LOAD DATA LOCAL INFILE 'seed-data/users.csv'
INTO TABLE users
FIELDS TERMINATED BY ','
ENCLOSED BY '\"'
LINES TERMINATED BY '\n'
IGNORE 1 ROWS;"
SQLite
# Use pre-seeded SQLite database directly
cp seed-data/dev.sqlite ./prisma/dev.db
# Or import SQL
sqlite3 dev.db < seed-data/users.sql
# Import CSV
sqlite3 dev.db <<EOF
.mode csv
.import seed-data/users.csv users
EOF
Download sample SQLite databases with multi-table schemas already populated.
MongoDB
# Import JSON array as collection
mongoimport --db myapp_dev --collection users \
--jsonArray --file seed-data/users.json
# Import CSV
mongoimport --db myapp_dev --collection users \
--type csv --headerline --file seed-data/users.csv
Node.js with Prisma
// prisma/seed.ts
import { PrismaClient } from '@prisma/client';
import users from '../seed-data/users.json';
import products from '../seed-data/products.json';
const prisma = new PrismaClient();
async function seed() {
// Clear existing data
await prisma.user.deleteMany();
await prisma.product.deleteMany();
// Seed users
for (const user of users) {
await prisma.user.create({
data: {
name: user.name,
email: user.email,
age: user.age,
city: user.city,
active: user.active,
},
});
}
// Seed products
for (const product of products) {
await prisma.product.create({
data: {
name: product.name,
price: product.price,
category: product.category,
inStock: product.inStock,
},
});
}
console.log(`Seeded ${users.length} users, ${products.length} products`);
}
seed()
.catch(console.error)
.finally(() => prisma.$disconnect());
Add to package.json:
{
"prisma": {
"seed": "tsx prisma/seed.ts"
}
}
Run: npx prisma db seed
Python with SQLAlchemy
import json
import csv
from sqlalchemy import create_engine, text
engine = create_engine('postgresql://localhost/myapp_dev')
# Seed from JSON
with open('seed-data/users.json') as f:
users = json.load(f)
with engine.begin() as conn:
for user in users:
conn.execute(text("""
INSERT INTO users (name, email, age, city, active)
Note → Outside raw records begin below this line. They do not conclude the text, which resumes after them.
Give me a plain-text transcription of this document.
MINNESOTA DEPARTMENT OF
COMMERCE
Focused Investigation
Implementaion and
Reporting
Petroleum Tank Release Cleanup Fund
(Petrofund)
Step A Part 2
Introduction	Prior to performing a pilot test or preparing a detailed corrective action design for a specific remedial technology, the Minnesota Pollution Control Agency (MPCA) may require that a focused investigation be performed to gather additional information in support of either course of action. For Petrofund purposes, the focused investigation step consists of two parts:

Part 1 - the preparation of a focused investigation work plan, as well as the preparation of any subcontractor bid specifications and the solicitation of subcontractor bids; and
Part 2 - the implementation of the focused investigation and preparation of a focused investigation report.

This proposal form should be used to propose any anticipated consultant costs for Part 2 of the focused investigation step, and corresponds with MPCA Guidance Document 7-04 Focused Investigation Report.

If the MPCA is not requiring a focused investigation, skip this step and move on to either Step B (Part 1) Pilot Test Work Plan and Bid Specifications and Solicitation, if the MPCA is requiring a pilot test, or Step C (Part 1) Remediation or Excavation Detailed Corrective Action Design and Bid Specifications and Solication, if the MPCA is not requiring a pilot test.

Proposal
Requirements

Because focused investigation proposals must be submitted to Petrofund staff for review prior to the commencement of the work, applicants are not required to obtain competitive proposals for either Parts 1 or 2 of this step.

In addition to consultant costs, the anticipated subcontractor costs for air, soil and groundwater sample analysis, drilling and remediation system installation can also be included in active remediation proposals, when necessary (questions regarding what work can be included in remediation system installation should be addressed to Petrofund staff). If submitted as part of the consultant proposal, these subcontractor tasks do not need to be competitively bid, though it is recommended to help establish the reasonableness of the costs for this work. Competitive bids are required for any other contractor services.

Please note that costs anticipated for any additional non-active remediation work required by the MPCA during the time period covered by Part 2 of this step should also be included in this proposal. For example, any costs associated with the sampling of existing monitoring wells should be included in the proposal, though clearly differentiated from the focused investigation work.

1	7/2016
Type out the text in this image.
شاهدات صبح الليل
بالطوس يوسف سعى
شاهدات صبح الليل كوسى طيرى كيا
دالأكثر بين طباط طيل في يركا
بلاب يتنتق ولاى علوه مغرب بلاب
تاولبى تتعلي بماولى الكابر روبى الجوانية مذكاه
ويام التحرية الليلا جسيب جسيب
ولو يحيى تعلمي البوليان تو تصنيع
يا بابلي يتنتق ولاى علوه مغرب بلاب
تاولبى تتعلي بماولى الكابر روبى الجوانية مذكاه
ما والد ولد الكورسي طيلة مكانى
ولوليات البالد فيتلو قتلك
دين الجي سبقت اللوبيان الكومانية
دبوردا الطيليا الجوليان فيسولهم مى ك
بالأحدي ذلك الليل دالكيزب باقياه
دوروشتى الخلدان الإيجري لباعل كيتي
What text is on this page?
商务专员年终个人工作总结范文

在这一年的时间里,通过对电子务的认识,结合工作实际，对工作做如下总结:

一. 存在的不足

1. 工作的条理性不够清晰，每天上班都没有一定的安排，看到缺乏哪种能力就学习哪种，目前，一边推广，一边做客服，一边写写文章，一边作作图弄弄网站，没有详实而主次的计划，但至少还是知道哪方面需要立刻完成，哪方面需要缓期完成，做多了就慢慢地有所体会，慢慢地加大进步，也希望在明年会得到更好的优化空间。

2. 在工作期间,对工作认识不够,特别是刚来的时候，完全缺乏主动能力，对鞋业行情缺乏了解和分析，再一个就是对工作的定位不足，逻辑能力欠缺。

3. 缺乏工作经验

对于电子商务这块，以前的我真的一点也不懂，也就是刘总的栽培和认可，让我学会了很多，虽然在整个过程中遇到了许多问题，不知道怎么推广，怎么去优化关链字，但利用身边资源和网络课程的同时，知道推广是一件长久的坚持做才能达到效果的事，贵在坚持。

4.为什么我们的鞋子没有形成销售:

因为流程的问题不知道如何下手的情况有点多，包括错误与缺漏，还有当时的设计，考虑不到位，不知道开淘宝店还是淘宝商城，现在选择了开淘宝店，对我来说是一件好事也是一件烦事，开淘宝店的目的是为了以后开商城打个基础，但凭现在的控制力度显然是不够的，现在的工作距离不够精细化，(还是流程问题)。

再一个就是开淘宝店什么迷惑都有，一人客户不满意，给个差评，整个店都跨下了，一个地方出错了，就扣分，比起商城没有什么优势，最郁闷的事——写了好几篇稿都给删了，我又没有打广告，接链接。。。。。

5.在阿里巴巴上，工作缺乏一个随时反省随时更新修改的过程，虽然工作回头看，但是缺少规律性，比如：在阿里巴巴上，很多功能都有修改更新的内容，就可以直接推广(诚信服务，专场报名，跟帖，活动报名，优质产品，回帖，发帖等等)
VALUES (:name, :email, :age, :city, :active)
"""), user)
print(f"Seeded {len(users)} users")
CI/CD Integration
Add seeding to your test pipeline:
# .github/workflows/test.yml
- name: Download seed data
run: |
mkdir -p seed-data
curl -sL -o seed-data/users.json https://cdn.truefilesize.com/json/sample-users.json
curl -sL -o seed-data/products.json https://cdn.truefilesize.com/json/sample-products.json
- name: Seed database
run: npx prisma db seed
- name: Run tests
run: npm test
See our full CI/CD guide for caching and parallel jobs.
Sample Data Available
| Data Type | File | Records | Size | |-----------|------|---------|------| | Users (JSON) | sample-users.json | 500 | 77 KB | | Products (JSON) | sample-products.json | 500 | 111 KB | | Users (CSV) | sample-users.csv | 1,000+ | 50 KB | | SQL Dump | sample-users.sql | Various | 50 KB | | SQLite (pre-seeded) | sample-1mb.sqlite | 500+ | 1 MB | | Large dataset | sample-10000-records.json | 10,000 | 1.5 MB |
All data is generated with faker.js — realistic names, emails, cities, and dates. No real personal information.